Direct naar artikelinhoud
Syriëstrijders

Vervolging Belgische IS-strijders in Syrië dreigt enorm probleem te worden

Vermoedelijke IS-strijders in een gevangenis in Hasakeh, in het noordoosten van Syrië.Beeld AFP

De vervolging van de Belgische IS-strijders in Syrië dreigt een enorm probleem te worden. Hen laten berechten in Irak – zoals de regering wil – wordt lastig. Irak lijkt daar niet toe bereid, tenzij voor veel geld. Hen zelf berechten wordt ook aartsmoeilijk. Bewijzen vinden voor hun misdaden is zelfs voor de Verenigde Naties een bijna onmogelijke taak.

en

In de Wetstraat is de afgelopen maanden urenlang gedebatteerd over wat ons land moet aanvangen met de ruim 55 Belgische IS-strijders die momenteel vastgehouden worden in Syrië. Moeten zij in Irak berecht worden, desnoods met het risico op de doodstraf? Moet België hen terughalen en hier laten berechten door het eigen justitieapparaat? Of moet er een (nieuw) internationaal strafhof komen? 

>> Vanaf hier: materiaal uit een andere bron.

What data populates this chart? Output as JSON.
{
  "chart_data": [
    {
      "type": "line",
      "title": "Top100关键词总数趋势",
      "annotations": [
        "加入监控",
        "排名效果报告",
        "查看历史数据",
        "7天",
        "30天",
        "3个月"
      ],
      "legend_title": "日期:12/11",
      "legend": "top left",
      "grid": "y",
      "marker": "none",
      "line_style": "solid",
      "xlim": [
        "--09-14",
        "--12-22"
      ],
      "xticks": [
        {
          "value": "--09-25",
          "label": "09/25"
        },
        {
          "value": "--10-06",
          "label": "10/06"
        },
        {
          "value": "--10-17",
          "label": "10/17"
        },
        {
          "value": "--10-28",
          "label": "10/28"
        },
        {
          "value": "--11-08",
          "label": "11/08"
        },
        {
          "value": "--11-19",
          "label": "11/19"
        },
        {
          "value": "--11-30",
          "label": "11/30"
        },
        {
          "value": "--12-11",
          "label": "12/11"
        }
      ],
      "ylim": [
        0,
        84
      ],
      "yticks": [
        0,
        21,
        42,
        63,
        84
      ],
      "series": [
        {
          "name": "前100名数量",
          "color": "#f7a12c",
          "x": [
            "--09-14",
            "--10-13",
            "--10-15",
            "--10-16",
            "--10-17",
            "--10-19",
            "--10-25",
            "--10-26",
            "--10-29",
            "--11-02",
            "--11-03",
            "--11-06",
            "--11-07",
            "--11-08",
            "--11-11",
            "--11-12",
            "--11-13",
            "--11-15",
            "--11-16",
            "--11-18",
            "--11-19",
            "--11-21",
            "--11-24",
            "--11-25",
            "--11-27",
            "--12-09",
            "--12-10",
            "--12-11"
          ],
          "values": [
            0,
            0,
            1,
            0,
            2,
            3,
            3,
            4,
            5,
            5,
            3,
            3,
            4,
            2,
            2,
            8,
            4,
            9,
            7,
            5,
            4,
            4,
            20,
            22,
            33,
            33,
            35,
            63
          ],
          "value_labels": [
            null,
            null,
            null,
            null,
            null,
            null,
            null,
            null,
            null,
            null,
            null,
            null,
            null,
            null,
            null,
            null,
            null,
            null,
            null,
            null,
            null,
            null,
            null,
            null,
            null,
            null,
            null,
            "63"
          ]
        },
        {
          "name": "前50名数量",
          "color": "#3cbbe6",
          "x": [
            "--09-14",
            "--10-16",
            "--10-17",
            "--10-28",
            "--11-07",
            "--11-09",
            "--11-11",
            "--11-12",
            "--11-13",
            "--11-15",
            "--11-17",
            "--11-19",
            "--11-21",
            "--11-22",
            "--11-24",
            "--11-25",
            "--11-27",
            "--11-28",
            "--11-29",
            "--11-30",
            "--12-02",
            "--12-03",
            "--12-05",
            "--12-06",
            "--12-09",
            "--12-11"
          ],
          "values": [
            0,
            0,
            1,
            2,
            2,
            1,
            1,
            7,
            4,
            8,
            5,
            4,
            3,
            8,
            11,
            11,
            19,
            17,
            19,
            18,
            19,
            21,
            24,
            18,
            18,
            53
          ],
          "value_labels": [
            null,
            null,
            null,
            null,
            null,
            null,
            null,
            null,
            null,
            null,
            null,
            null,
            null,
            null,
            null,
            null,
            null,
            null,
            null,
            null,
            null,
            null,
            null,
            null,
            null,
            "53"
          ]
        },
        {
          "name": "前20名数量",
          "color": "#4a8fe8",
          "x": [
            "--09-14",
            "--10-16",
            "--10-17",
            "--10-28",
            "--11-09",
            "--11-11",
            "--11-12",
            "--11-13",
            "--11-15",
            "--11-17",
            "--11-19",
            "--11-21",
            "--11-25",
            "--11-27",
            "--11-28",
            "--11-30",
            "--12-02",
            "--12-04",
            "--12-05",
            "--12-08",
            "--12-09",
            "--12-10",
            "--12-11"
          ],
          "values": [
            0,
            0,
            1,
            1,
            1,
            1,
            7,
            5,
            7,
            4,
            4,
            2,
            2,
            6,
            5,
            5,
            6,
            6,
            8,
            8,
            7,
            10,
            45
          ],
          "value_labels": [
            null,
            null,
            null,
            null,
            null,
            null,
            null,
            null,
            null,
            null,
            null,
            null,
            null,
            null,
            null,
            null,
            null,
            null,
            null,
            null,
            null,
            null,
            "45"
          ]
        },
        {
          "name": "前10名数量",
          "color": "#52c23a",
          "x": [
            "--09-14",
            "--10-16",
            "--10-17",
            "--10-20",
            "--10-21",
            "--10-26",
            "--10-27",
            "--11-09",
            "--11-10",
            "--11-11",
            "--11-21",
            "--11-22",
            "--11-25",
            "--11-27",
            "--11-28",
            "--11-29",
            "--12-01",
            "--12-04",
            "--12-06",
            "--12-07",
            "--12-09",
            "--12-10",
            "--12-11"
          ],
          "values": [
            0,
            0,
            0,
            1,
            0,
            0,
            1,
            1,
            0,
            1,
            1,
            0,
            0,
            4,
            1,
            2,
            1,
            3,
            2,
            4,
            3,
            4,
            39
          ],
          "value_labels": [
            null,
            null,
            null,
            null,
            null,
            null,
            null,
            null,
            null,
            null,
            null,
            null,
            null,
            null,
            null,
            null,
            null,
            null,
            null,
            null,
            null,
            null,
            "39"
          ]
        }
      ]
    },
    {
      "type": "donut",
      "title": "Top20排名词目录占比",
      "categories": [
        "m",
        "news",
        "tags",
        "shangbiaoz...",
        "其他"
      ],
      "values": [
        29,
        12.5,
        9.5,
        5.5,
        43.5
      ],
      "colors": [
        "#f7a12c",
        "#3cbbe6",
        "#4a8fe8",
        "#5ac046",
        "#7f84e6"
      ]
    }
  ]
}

De federale regering heeft zich – met de goedkeuring van voormalig coalitiepartner N-VA – steeds voorstander getoond van berechting in de regio. Versta: door het ‘bevriende’ regime in Irak. Ook onder meer Nederland, Frankrijk en het VK willen dit.

Alleen: Irak zelf blijkt hier niet toe bereid. In de Nederlandse krant NRC laat de Iraakse minister van Buitenlandse Zaken Ali Alhakim daar vandaag geen twijfel over bestaan. Irak zal alleen de eigen IS-strijders in Syrië terugnemen en berechten. “Wij nemen de verantwoordelijkheid voor onze burgers, hun vrouwen en kinderen”, zegt hij. Volgens Alhakim moeten de Europese landen, dus ook België, hetzelfde doen voor hun mensen. “Dat is wat wij deze landen adviseren.” De minister benadrukt dat dit standpunt al meermaals is overgemaakt. Onder meer tijdens een bijeenkomst achter gesloten deuren in New York met twintig landen en de Verenigde Naties.

Damascus en Ankara

Volgens Alhakim staat de Iraakse wet gewoonweg niet toe dat buitenlanders worden berecht voor misdaden die buiten Irak zijn gepleegd. Als Europese IS-strijders worden verdacht van misdaden in Irak zelf, of als ze anderen hebben aangezet tot misdaden in Irak, kunnen ze wel in Irak worden berecht. Voor de andere IS-strijders verwijst Alhakim door naar Syrië en Turkije. “De Syrische regering heeft gezegd dat ze buitenlandse IS-strijders wil berechten, Turkije ook. Dus jullie moeten gaan onderhandelen met Damascus en Ankara.” De kans lijkt klein dat België deze diplomatieke stap zal zetten. Zeker met het dictatoriaal regime van Assad is dat zo goed als uitgesloten.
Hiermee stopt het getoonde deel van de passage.